The Supreme Court recently reiterated the principle that all assets in a Hindu Undivided Family would be presumed to be joint property belonging to all its members and that the burden to prove otherwise is on the family member asserting such claim.
“It is a settled principle of Hindu law that there lies a legal presumption that every Hindu family is joint in food, worship and estate and in the absence of any proof of division, such legal presumption continues to operate in the family.
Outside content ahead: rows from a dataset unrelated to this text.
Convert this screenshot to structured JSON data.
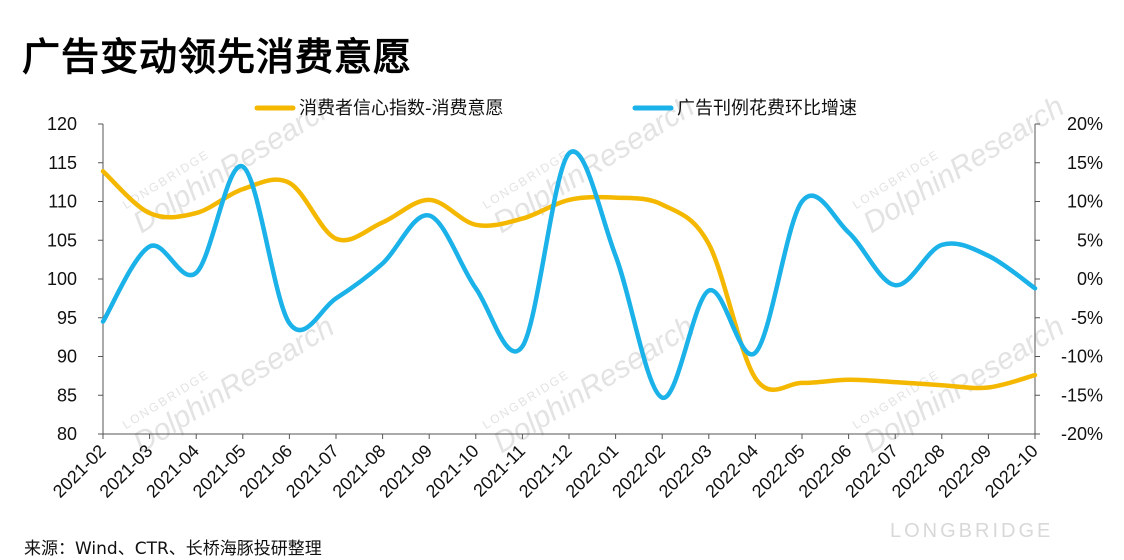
{
  "title": "广告变动领先消费意愿",
  "source": "来源：Wind、CTR、长桥海豚投研整理",
  "watermark": {
    "brand": "LONGBRIDGE",
    "text": "DolphinResearch"
  },
  "brand_mark": "LONGBRIDGE",
  "chart_data": {
    "type": "line",
    "x": [
      "2021-02",
      "2021-03",
      "2021-04",
      "2021-05",
      "2021-06",
      "2021-07",
      "2021-08",
      "2021-09",
      "2021-10",
      "2021-11",
      "2021-12",
      "2022-01",
      "2022-02",
      "2022-03",
      "2022-04",
      "2022-05",
      "2022-06",
      "2022-07",
      "2022-08",
      "2022-09",
      "2022-10"
    ],
    "y_left": {
      "min": 80,
      "max": 120,
      "ticks": [
        80,
        85,
        90,
        95,
        100,
        105,
        110,
        115,
        120
      ],
      "tick_labels": [
        "80",
        "85",
        "90",
        "95",
        "100",
        "105",
        "110",
        "115",
        "120"
      ]
    },
    "y_right": {
      "min": -20,
      "max": 20,
      "ticks": [
        -20,
        -15,
        -10,
        -5,
        0,
        5,
        10,
        15,
        20
      ],
      "tick_labels": [
        "-20%",
        "-15%",
        "-10%",
        "-5%",
        "0%",
        "5%",
        "10%",
        "15%",
        "20%"
      ]
    },
    "grid": false,
    "legend_position": "top",
    "series": [
      {
        "name": "消费者信心指数-消费意愿",
        "axis": "left",
        "color": "#F5B800",
        "values": [
          113.9,
          108.5,
          108.5,
          111.6,
          112.4,
          105.2,
          107.3,
          110.2,
          107.0,
          107.8,
          110.2,
          110.5,
          109.6,
          104.5,
          87.2,
          86.6,
          87.0,
          86.7,
          86.3,
          86.0,
          87.6
        ]
      },
      {
        "name": "广告刊例花费环比增速",
        "axis": "right",
        "color": "#1AB2E8",
        "values": [
          -5.5,
          4.2,
          0.8,
          14.5,
          -5.7,
          -2.5,
          2.0,
          8.2,
          -1.2,
          -8.7,
          16.2,
          3.0,
          -15.3,
          -1.5,
          -9.5,
          10.0,
          6.0,
          -0.8,
          4.4,
          3.0,
          -1.2
        ]
      }
    ]
  }
}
The burden, therefore, lies upon the member who after admitting the existence of jointness in the family properties asserts his claim that some properties out of entire lot of ancestral properties are his self-acquired property,” the Bench comprising Justice R.K. Agrawal and Justice Abhay Manohar Sapre observed.
The Court was hearing an Appeal challenging an order passed by the Karnataka High Court in a family dispute pertaining to ownership and partition of agricultural lands. The Apex Court upheld the High Court’s order which had declared the property as joint property of the family.
The Court opined that the Appellants had failed to prove that the property was self acquired and observed, “In order to prove that the suit properties described in Schedule ‘B’ and ‘C’ were their self-acquired properties, the plaintiffs could have adduced the best evidence in the form of a sale-deed showing their names as purchasers of the said properties and also could have adduced evidence of payment of sale consideration made by them to the vendee. It was, however, not done.
Not only that, the plaintiffs also failed to adduce any other kind of documentary evidence to prove their self-acquisition of the Schedule ‘B’ and ‘C’ properties nor they were able to prove the source of its acquisition.”
It, therefore, upheld the judgments passed by the lower Courts and observed, “In our considered opinion, it was, therefore, obligatory upon the plaintiffs to have proved that despite existence of jointness in the family, properties described in Schedule ‘B’ and ‘C’ was not part of ancestral properties but were their self-acquired properties. As held above, the plaintiffs failed to prove this material fact for want of any evidence. We have, therefore, no hesitation in upholding the concurrent findings of the two Courts, which in our opinion, are based on proper appreciation of oral evidence.”